As profound as it has proven to be over the years, human life remains far from realizing all its potential. This piece of knowledge is what nudges us to keep pursuing meaningful improvements within each and every area, but like we know, that is way easier said than done. Hence, to make the said process a little more guided, human beings have constructed certain avenues along the way. While all these avenues, in turn, boast an effective edge under some capacity or the other, they barely reach the level of technology. If we take a second to unpack technology’s journey so far, we’ll see how one of the biggest reasons behind its success is the fact that it hasn’t stuck to any particular template. This would allow the creation to make some sizeable noise across different frontiers, including our global healthcare sector. Now, technology linking up healthcare did feel like a big deal from the start, but very few people were able to anticipate the real scale of it, and when we talk about the real scale here, we are talking about an overhaul. Such a dynamic eventually reshaped the way we used to look at healthcare. In fact, these alternations around our perception will keep on coming, with MIT’s latest development now adding another big wrinkle to it.

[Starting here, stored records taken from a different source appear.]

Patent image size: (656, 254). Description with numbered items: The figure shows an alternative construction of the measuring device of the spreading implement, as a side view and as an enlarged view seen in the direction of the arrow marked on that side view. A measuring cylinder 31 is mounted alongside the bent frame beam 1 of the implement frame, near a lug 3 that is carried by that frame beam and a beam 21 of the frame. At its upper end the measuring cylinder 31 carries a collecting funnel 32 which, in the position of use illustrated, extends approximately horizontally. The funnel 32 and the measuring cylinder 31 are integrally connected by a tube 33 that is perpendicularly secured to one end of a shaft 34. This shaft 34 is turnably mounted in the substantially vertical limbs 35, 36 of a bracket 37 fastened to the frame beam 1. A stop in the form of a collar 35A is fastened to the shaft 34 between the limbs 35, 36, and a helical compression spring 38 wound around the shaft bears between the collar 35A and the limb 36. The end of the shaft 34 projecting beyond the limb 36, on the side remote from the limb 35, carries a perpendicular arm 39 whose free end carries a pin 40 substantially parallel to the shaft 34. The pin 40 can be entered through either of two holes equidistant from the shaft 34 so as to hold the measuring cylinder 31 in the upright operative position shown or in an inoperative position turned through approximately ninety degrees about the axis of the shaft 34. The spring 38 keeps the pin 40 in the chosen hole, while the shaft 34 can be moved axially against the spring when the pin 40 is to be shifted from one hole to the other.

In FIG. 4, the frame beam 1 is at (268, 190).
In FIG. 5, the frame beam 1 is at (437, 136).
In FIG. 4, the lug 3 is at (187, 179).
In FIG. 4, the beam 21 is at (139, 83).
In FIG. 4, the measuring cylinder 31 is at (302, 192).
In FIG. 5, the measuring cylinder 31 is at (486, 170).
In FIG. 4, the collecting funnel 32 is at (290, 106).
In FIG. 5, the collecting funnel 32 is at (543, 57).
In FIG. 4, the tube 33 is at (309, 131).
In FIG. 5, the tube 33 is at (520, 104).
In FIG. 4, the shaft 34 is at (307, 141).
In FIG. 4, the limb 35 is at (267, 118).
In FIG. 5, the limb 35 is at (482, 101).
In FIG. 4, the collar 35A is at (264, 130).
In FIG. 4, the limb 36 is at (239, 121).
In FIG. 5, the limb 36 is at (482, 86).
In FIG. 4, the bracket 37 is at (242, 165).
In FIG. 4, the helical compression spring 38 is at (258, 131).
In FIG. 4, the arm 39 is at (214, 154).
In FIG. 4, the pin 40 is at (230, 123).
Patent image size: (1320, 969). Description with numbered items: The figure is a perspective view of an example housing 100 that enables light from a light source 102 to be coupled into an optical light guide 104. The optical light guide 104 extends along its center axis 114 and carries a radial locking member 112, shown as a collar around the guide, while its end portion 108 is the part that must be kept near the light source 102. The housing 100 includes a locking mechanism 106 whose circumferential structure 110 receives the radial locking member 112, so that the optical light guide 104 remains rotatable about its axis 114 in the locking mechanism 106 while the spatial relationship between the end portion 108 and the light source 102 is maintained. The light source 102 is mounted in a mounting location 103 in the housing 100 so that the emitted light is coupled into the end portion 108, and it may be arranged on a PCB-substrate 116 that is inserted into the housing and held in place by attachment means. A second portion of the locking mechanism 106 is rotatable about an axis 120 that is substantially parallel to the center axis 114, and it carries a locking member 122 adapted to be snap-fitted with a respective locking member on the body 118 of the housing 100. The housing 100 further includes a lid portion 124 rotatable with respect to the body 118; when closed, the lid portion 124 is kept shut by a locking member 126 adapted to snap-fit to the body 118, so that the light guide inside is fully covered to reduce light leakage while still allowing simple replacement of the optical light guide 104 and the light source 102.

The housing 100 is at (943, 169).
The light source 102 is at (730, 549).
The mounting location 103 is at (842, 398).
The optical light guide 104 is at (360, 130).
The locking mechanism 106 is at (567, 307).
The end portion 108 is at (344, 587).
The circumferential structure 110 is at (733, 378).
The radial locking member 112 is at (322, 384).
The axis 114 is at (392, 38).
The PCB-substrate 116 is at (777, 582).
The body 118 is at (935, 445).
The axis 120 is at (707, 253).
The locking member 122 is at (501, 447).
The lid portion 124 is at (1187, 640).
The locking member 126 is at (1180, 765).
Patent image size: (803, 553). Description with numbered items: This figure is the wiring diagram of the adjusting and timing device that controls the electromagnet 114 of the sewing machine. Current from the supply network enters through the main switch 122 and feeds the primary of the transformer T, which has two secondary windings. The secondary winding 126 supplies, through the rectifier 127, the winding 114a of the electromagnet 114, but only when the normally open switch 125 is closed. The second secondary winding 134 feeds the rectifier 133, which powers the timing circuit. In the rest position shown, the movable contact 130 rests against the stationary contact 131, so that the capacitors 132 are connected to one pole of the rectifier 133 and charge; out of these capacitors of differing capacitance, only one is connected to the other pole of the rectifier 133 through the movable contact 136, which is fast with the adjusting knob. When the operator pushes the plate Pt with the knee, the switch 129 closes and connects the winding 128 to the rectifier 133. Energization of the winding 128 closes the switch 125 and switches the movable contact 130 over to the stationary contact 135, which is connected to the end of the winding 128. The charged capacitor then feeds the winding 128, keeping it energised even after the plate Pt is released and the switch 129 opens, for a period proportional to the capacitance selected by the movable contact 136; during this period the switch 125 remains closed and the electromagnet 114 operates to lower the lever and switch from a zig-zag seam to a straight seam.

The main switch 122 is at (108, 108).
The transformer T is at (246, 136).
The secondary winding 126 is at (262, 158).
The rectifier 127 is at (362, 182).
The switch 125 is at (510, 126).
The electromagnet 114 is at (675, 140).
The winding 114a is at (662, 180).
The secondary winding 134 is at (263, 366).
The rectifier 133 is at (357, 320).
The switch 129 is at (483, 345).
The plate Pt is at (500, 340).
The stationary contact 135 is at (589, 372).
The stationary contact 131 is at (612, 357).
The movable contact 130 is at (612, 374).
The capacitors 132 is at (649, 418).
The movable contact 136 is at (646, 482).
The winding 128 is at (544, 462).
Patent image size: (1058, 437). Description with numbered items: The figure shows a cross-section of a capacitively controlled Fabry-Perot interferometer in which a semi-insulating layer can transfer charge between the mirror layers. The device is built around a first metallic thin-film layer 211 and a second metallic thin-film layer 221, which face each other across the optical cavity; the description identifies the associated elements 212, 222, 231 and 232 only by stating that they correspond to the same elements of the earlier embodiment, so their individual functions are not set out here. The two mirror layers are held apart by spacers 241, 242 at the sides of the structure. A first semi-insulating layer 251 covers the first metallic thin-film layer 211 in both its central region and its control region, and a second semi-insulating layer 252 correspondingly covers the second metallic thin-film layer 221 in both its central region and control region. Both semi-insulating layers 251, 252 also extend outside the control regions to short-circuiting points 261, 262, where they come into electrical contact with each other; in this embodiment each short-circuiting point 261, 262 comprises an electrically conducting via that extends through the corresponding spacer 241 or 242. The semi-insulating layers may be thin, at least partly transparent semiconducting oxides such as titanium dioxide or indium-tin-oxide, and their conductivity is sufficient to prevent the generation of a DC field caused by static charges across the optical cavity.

The researching team at MIT has successfully developed a new text selection interface, which is designed to simplify the typing process for motor impaired individuals. The new interface, named as Nomon, ensures that the patient isn’t required to go through every possible letter before they get to what they want. Instead, it predicts the most likely letters a user will choose next, therefore making the selection a lot quicker. Up until now, people with motor impairment complications had no option but to use a grid formation setup where the system literally runs through each letter in sequence. As far as selection goes, the patients would be told to flick a switch or blink their eyes for picking the word. However, according to Nomon’s take, these patients will now have an active clock beside each letter. Assuming the user has located their letter, they only have to wait till the minute hand on its clock has moved past noon before giving the signal. The algorithms powering this technology have also shown a tendency to learn users’ personal traits, thus resulting in a greater experience over time.
“So far, the feedback from motor-impaired users has been invaluable to us; we’re very grateful to the motor-impaired user who commented on our initial interface and the separate motor-impaired user who participated in our study.” said Tamara Broderick, a researcher involved in the study. “We’re currently extending our study to work with a bigger and more diverse group of our target population.”